The appointment was on a 2½-year fixed term contract which was later renewed. When he sought a further renewal in 2022, James Curtin, the dean of the faculty involved, put forward a business case for the move which would have had the effect of entitling Mr Maher to a contract of indefinite duration (CID), essentially making him permanent in the role.
After discussions at a number of committees, however, the renewal was not approved and the entitlement to a CID that would result was mentioned as a factor. In August of 2022, Mr Maher’s fixed term contract ended. After having initially been assigned to a different role in student services, he returned to his old job last January.
The move involved a drop in salary from €99,295 to €53,454. Mr Maher took legal advice and was threatened, the hearing was told, with disciplinary action after correspondence from his solicitor was shared with third parties. Ultimately, however, no action was taken.

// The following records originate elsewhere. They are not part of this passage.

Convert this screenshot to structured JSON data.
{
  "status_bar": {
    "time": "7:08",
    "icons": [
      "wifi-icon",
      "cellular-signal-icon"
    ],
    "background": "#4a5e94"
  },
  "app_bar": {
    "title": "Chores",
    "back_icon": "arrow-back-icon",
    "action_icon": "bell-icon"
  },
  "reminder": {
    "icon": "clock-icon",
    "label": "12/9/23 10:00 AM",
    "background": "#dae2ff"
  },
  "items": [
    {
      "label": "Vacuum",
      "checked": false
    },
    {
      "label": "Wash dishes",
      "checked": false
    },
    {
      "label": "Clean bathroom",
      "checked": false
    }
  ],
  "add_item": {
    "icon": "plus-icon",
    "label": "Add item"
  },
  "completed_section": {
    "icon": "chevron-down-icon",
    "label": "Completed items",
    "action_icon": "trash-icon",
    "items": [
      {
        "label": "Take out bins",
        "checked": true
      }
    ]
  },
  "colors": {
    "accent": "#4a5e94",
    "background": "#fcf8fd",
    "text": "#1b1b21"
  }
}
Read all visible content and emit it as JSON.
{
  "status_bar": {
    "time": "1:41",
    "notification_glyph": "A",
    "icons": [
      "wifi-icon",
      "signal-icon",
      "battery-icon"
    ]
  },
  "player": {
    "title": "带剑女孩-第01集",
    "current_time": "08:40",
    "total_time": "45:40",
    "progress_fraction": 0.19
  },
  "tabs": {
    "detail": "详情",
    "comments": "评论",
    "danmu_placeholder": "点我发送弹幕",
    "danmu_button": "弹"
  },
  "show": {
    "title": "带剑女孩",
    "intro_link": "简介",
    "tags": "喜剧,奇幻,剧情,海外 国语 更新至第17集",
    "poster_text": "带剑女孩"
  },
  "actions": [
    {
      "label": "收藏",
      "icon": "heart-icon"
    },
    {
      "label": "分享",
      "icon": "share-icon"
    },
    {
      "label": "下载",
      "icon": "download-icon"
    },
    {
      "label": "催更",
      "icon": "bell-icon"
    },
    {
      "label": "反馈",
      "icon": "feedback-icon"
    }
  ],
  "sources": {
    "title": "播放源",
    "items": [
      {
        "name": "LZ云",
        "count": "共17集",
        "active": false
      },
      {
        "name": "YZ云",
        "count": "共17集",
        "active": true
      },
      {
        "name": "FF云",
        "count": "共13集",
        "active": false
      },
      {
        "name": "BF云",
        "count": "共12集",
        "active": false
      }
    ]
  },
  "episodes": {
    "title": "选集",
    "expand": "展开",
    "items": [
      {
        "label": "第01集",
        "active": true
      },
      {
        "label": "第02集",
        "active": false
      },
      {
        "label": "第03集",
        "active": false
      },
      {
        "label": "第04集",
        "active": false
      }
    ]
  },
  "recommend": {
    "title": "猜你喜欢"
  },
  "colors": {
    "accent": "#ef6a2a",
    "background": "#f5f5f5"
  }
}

Mr Maher made a number of complaints under the Payment of Wages Act, 1991 and the Protection of Employees (Fixed-Term Work) Act, 2003. He claimed he was removed from his role on the basis that the post would no longer exist but that it had featured in planning documents he had seen.
TUD said these documents were effectively drafts and the position did not feature in the final version which made no provision for a dedicated manager position for the programme. It said it had always been clearly stated that Mr Maher would return to his former role when the fixed term contract came to an end.
In a written decision on the case, adjudicating officer Pat Brady criticised the university’s handling of the situation which, he said, had not only impacted negatively on Mr Maher but also on a scheme to which it had previously said it was committed.
“Whatever the intentions of the university authorities, their inaction has had very negative outcomes, and not just for the complainant, although those are the only ones that are relevant here,” he said.
There was, he continued, “no rational, alternative explanation for the respondent’s actions in allowing a successful and badly needed programme to grind to a halt, rather than allow it to continue for fear that its director might acquire a legal status that would be inconvenient for the university”.
He added: “The respondent’s simple assertion that it did not terminate the fixed-term contract for the avoidance of the complainant acquiring a CID is not only unsupported by any evidence, but it is contradicted by the weight of the evidence and the balance of all probability in the case set out by the complainant and supported by the written records.”
Mr Brady said “the fact of the complainant acquiring a contract of indefinite duration was, at least, in part why his contract was not renewed” and meant his complaint of penalisation was well founded.
He said that while orders for reinstatement or re-engagement were rare, he felt re-engagement was “the correct remedy” and ordered that Mr Maher be allowed return to the programme manager role on a CID on the same terms as he was previously employed with any applicable updates.
He rejected the complaint made under the Payment of Wages Act but awarded Mr Maher €20,000 in compensation under the Protection of Employees (Fixed-Term Work) Act.